Coinbase CEO Brian Armstrong’s recent announcement exemplifies this shift, stating that individual developers can now “ship in days what used to take a team weeks” and that “non-technical teams are now shipping production code” through AI assistance.

This acceleration suggests that AI’s primary impact may be productivity multiplication rather than job elimination. However, the productivity gains may reduce the total number of workers needed for specific projects, creating a more complex employment equation.

The skills gap extends to AI training itself. Workers transitioning from traditional industries must learn to evaluate AI outputs, understand model limitations, and develop content that effectively tests AI capabilities.

What This Means

The AI employment landscape presents a paradox where official data shows minimal job displacement while individual companies implement AI-driven workforce reductions. This suggests that AI’s impact is occurring faster at the company level than aggregate statistics can capture.

The entertainment industry’s pivot to AI training work demonstrates how displaced workers are finding new roles within the AI ecosystem itself.
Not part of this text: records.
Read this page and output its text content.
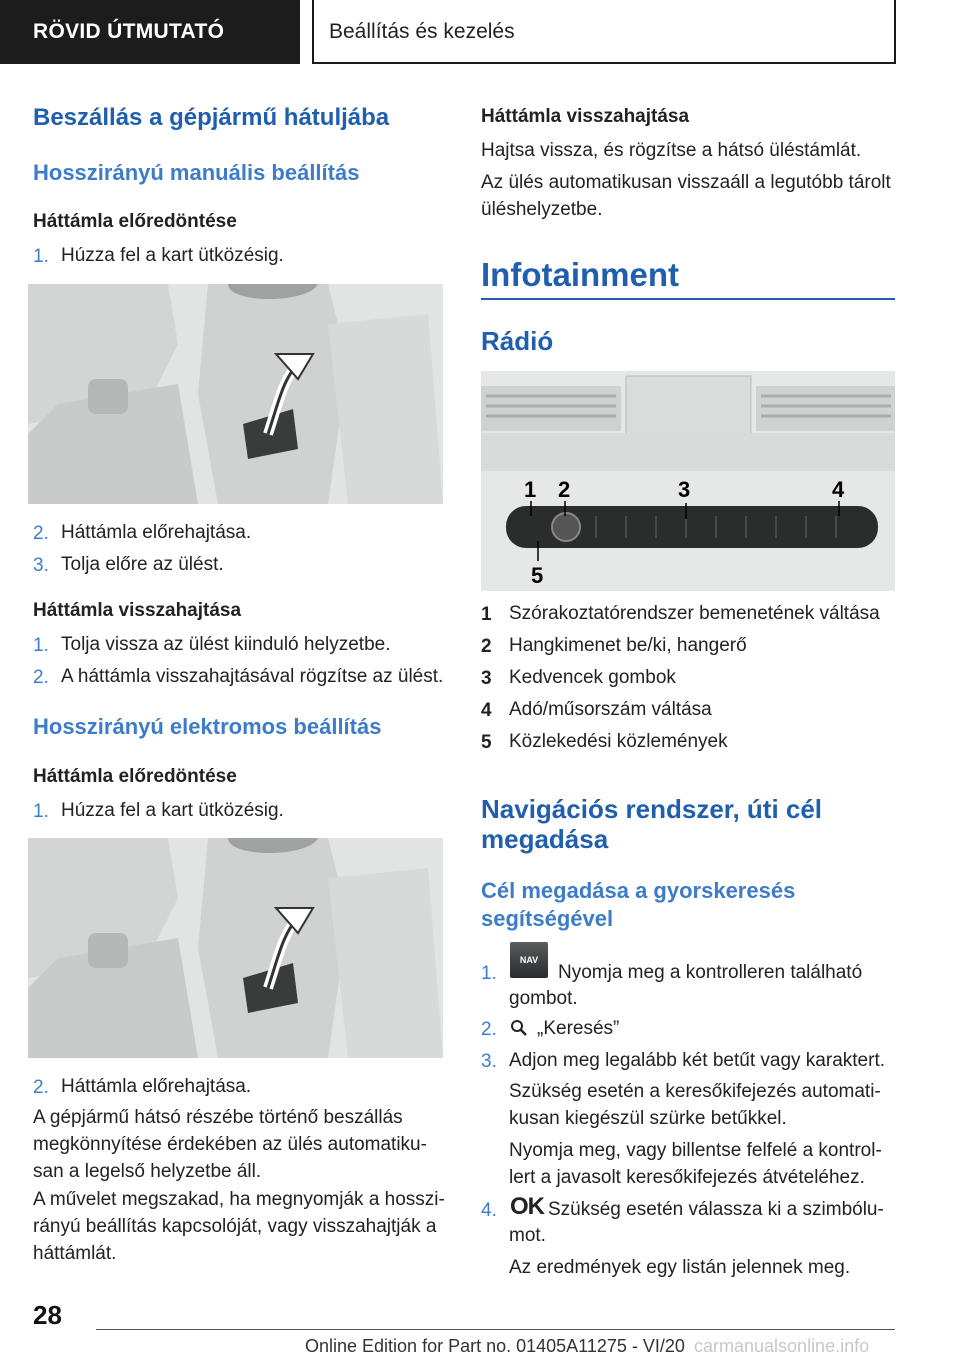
RÖVID ÚTMUTATÓ	Beállítás és kezelés
Beszállás a gépjármű hátuljába
Hosszirányú manuális beállítás
Háttámla előredöntése
1. Húzza fel a kart ütközésig.
2. Háttámla előrehajtása.
3. Tolja előre az ülést.
Háttámla visszahajtása
1. Tolja vissza az ülést kiinduló helyzetbe.
2. A háttámla visszahajtásával rögzítse az ülést.
Hosszirányú elektromos beállítás
Háttámla előredöntése
1. Húzza fel a kart ütközésig.
2. Háttámla előrehajtása.
A gépjármű hátsó részébe történő beszállás
megkönnyítése érdekében az ülés automatiku-
san a legelső helyzetbe áll.
A művelet megszakad, ha megnyomják a hosszi-
rányú beállítás kapcsolóját, vagy visszahajtják a
háttámlát.
Háttámla visszahajtása
Hajtsa vissza, és rögzítse a hátsó üléstámlát.
Az ülés automatikusan visszaáll a legutóbb tárolt
üléshelyzetbe.
Infotainment
Rádió
1 2	3	4
5
1 Szórakoztatórendszer bemenetének váltása
2 Hangkimenet be/ki, hangerő
3 Kedvencek gombok
4 Adó/műsorszám váltása
5 Közlekedési közlemények
Navigációs rendszer, úti cél
megadása
Cél megadása a gyorskeresés
segítségével
1.
NAV
Nyomja meg a kontrolleren található
gombot.
2. „Keresés”
3. Adjon meg legalább két betűt vagy karaktert.
Szükség esetén a keresőkifejezés automati-
kusan kiegészül szürke betűkkel.
Nyomja meg, vagy billentse felfelé a kontrol-
lert a javasolt keresőkifejezés átvételéhez.
4. OK Szükség esetén válassza ki a szimbólu-
mot.
Az eredmények egy listán jelennek meg.
28
Online Edition for Part no. 01405A11275 - VI/20 carmanualsonline.info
However, this transition requires new skills and often pays less than traditional creative work, indicating that AI may be creating a different type of employment rather than equivalent replacement jobs.

For enterprises, the shift toward “agentic” AI systems suggests that successful AI adoption requires new governance frameworks and specialized roles. Organizations that treat AI as simple automation may struggle compared to those that develop comprehensive AI management capabilities.

The skills gap will likely widen before it narrows, creating opportunities for workers who can bridge traditional expertise with AI literacy while potentially leaving behind those who cannot adapt to AI-augmented workflows.

FAQ

Q: Is AI actually eliminating jobs despite government claims?
A: Government data shows no aggregate job losses from AI yet, but individual companies like Block, Amazon, and Meta are implementing AI-related layoffs. The disconnect suggests AI’s impact is occurring faster at the company level than national statistics can measure.

Q: Why are Hollywood writers training AI after striking against it?
A: The 2023 strikes reduced traditional entertainment opportunities, forcing writers to seek alternative income. Their content creation skills translate well to AI training tasks, creating ironic employment where they’re developing the technology they initially opposed.

Q: What skills do workers need for AI-related jobs?
A: AI training roles require ability to evaluate AI outputs, understand model limitations, and create test content. Traditional workers need AI literacy to remain competitive, while new roles emerge in AI governance, monitoring, and system orchestration within enterprises.